New method for calculating Hartree-Fock energy-band structures in solids using a linear combination of atomic orbitals basis: Application to diamond

Abstract

A new technique for solving the one-electron Schrödinger equation of crystals using a linear combination of atomic orbitals (LCAO) basis set is presented. The main feature is the use of a Fourier transform, to write all the quantities of interest in terms of the form factors of the atomic orbitals. This leads to a formulation quite similar to the orthogonalized-plane-wave (OPW) method. An obvious advantage is to avoid the calculation of many-center integrals. Another point is that summations are now truncated in reciprocal space.
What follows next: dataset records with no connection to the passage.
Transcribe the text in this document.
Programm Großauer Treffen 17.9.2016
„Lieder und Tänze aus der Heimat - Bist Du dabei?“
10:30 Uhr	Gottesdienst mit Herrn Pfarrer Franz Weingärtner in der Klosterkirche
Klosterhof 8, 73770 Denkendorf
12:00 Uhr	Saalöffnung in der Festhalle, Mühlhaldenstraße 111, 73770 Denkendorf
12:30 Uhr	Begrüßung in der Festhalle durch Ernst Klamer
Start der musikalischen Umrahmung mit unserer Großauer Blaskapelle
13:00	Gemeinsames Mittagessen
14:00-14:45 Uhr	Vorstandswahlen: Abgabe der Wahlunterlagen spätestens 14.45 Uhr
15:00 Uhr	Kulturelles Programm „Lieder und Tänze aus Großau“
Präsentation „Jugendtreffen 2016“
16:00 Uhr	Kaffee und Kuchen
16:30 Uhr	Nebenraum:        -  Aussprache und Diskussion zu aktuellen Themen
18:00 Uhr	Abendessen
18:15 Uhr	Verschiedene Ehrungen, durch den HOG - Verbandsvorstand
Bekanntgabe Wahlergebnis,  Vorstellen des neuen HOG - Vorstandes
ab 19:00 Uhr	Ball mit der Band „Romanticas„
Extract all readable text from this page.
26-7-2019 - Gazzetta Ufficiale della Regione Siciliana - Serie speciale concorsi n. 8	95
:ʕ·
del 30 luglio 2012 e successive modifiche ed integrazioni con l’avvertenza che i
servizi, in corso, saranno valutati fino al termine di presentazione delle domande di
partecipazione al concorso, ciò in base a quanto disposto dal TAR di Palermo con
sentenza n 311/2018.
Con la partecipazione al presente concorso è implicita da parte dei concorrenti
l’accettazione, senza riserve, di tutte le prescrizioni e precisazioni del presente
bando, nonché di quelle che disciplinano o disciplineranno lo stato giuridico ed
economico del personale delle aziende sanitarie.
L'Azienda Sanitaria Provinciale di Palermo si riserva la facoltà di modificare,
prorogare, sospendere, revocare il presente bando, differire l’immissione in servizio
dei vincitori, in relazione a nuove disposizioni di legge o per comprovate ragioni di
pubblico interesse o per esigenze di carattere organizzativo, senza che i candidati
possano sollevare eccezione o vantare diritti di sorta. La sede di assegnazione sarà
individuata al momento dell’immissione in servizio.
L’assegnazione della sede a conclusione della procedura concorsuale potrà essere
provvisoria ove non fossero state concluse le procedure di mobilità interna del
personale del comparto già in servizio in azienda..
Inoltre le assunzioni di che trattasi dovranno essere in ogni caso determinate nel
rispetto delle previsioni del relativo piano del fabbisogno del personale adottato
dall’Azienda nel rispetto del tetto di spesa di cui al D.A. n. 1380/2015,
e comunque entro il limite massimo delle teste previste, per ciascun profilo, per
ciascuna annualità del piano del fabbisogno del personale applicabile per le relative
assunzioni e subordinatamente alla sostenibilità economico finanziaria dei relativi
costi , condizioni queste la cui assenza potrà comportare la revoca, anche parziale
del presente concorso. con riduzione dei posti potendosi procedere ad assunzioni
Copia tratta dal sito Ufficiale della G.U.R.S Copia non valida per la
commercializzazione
This procedure is found to be more convergent than the usual truncations in real space. Application to diamond in a full self-consistent Hartree-Fock treatment leads to excellent agreement with previously reported results. The optimized atomic orbitals have their exponent increased by 30% with respect to their free-atom value, leading to a good value for the $F_{222}$ x-ray scattering factor. The conduction band is also calculated within an improved OPW approximation, where the plane waves are orthogonalized not only to the core functions but also to the valence-band states. The convergence is found to be quite good (only 15 plane waves are necessary) and the results significantly better for the higher conduction-band states than when using a LCAO basis.